What’s that noise in the middle of the night?

By August 18, 2014 February 26th, 2021 No Comments

It’s 2 a.m. and you just heard something making noise in the laundry room…

Should you call the cops?

Nope, that noise is actually just that rowdy night owl: your water softener.

But what is it doing up at this hour?


Most residential water softeners are pre-programmed to regenerate at 2 a.m., but why is that? Does it really matter what time of day it is when your softener is triggered to cycle? Yes, it does matter.

While a water softener is in the process of regenerating, it is in “bypass” mode. This means that while your softener is going through its series of cycles (about a one-and-a-half to two-hour process), the water in your home is routed around your softener. In other words, your water is “bypassed” around the softener while it is cycling.

If your water softener were to regenerate while you were using water, then your hot water heater will start to fill up with hard water, followed by a series of unfortunate hard water events, like white scaling on your dishes.

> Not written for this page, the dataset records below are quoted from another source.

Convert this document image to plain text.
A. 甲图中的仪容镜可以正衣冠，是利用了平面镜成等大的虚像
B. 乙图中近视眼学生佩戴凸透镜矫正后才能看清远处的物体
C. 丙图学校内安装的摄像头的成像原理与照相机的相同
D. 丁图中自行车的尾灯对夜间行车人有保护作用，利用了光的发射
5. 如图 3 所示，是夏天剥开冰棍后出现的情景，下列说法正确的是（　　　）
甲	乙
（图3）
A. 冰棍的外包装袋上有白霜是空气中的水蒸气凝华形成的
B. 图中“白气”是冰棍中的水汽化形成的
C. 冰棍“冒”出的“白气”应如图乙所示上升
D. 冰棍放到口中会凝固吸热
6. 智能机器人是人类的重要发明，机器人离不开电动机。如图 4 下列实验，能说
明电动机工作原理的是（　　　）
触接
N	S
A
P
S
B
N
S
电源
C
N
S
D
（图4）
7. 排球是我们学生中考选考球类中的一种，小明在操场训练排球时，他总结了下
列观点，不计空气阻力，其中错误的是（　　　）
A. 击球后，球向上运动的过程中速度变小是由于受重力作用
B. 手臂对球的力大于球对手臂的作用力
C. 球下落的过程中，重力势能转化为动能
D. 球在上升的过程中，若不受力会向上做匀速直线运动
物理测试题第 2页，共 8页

However, just because your softener waits to cycle until 2 a.m. does not mean that you will get hard water once you have “run out” of soft water. Most softeners have a reserve capacity setting to prevent this from happening.

For example, if your water softener is capable of producing 1,000 gallons of soft water, it may be programmed to have 200 of those gallons in reserve. So, when your water softener has produced 800 gallons, it will be triggered to regenerate that night. I say night because most of us are still sleeping at 2 a.m.

This means that if you reach your maximum capacity of 800 gallons and you have just taken your morning shower at 6 a.m., you will still have a whole day’s worth of soft water (200 gallons) in reserve so that you don’t get hard water while your softener waits to regenerate.

As always, if you feel that your water softener is not functioning properly, it’s important to call a qualified local water treatment professional to take a look.